Desde 1985 que os presidentes daquele país se fazem acompanhar em permanência deste dispositivo, também encerrado dentro de uma pasta portátil preta, que lhes permite “monitorizar crises estratégicas e transmitir decisões de comando nuclear”, explica Matt Korda.

Apesar de o processo russo ser muito mais opaco do que o americano — nos Estados Unidos, por exemplo, sabe-se que o presidente tem um cartão com códigos, de que tem de fazer uso para se identificar perante o Pentágono antes de ordenar este tipo de ataque, o “biscuit”; e nunca foram revelados detalhes do género para o caso russo —, os especialistas acreditam que existem três “Cheget”.

Para além do presidente, também o ministro da Defesa e o Chefe do Estado-Maior General estarão na posse de aparelhos idênticos — “Embora a autoridade máxima de lançamento caiba ao presidente”, ressalva o investigador do Programa SIPRI.

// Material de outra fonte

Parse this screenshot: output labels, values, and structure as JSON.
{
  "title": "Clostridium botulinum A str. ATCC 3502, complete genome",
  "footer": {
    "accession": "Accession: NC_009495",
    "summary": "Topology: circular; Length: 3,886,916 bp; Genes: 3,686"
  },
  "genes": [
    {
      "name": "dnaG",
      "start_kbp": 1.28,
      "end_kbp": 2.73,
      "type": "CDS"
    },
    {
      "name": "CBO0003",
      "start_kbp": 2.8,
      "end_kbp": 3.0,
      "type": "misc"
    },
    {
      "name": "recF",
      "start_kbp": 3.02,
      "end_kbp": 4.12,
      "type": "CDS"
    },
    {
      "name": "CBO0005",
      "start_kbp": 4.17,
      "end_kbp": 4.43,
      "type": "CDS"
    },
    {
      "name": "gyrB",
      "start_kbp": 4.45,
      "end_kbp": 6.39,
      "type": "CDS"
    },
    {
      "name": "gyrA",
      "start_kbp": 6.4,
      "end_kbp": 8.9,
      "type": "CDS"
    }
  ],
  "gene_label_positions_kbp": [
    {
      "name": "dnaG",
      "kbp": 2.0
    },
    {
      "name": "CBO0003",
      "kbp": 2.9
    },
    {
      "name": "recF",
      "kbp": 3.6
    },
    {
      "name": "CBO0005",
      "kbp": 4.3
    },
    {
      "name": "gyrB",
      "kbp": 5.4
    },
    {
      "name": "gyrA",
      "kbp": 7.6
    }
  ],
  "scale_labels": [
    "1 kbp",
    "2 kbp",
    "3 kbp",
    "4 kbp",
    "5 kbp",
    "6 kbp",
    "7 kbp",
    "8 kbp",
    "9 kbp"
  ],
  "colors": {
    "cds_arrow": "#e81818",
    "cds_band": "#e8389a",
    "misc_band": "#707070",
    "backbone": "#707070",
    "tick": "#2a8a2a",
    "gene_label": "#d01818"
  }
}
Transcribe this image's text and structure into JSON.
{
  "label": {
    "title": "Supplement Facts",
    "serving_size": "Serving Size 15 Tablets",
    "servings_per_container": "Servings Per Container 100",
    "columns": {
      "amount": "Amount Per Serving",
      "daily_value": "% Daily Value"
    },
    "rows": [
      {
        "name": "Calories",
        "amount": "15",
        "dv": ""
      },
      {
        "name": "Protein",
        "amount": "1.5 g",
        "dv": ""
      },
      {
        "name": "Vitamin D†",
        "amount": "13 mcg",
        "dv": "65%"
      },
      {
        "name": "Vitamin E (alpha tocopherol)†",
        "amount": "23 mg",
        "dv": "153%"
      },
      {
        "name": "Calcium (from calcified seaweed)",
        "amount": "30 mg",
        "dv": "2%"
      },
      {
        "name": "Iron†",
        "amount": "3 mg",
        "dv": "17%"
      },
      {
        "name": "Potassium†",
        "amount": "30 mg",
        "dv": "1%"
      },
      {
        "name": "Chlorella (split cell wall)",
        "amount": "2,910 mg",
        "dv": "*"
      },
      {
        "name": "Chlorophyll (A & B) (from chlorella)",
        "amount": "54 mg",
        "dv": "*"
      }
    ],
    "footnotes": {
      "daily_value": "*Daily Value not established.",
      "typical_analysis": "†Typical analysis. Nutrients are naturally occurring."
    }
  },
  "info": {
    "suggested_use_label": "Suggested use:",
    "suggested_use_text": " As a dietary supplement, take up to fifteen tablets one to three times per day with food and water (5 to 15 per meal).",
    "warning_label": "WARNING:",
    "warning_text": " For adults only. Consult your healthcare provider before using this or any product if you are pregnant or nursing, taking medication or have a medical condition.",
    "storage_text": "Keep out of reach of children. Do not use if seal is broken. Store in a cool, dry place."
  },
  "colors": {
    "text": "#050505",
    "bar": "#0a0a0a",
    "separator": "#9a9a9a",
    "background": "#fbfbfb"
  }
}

Como existe um “secretismo tremendo” em torno do processo, justifica, é impossível saber ao certo para que servem exatamente estes “Cheget” extra. “É possível que possam funcionar como uma forma de validação ou de verificação contra a decisão de lançamento nuclear do Presidente”, concede o especialista. “Contudo, dado que nem o Ministro da Defesa nem o Chefe do Estado-Maior General são constitucional ou doutrinariamente designados como decisores nucleares, é mais provável que as suas pastas funcionem como elos (potencialmente necessários) na cadeia de comando, que serão utilizados para transmitir a ordem de lançamento nuclear do presidente até às unidades de custódia de lançamento e ogivas relevantes.”

Aquilo que se sabe, de certeza, é que para, dar a ordem de ataque nuclear no “Cheget”, Vladimir Putin terá de fazê-lo através da rede de comando e controlo “Kazbek”, utilizando o sistema de comunicações especiais “Kavkaz”.

“O Kazbek tornou-se plenamente operacional em 1985. Apoia o Kavkaz, um sistema dedicado de comunicações entre altos funcionários governamentais concebidos para operar sob as condições de um ataque surpresa”, explicaram num ensaio publicado em 2019, Jeffrey G. Lewis e Bruno Tertrais, especialistas em ​​não-proliferação nuclear e geopolítica e professores do Instituto de Estudos Internacionais de Middlebury, na Califórnia.

De acordo com os autores, pelo menos até ao início dos anos 1990, depois de a ordem de comando ser enviada através dos “Cheget”, era necessária a introdução de dois códigos diferentes, “como uma camada extra de autenticação”.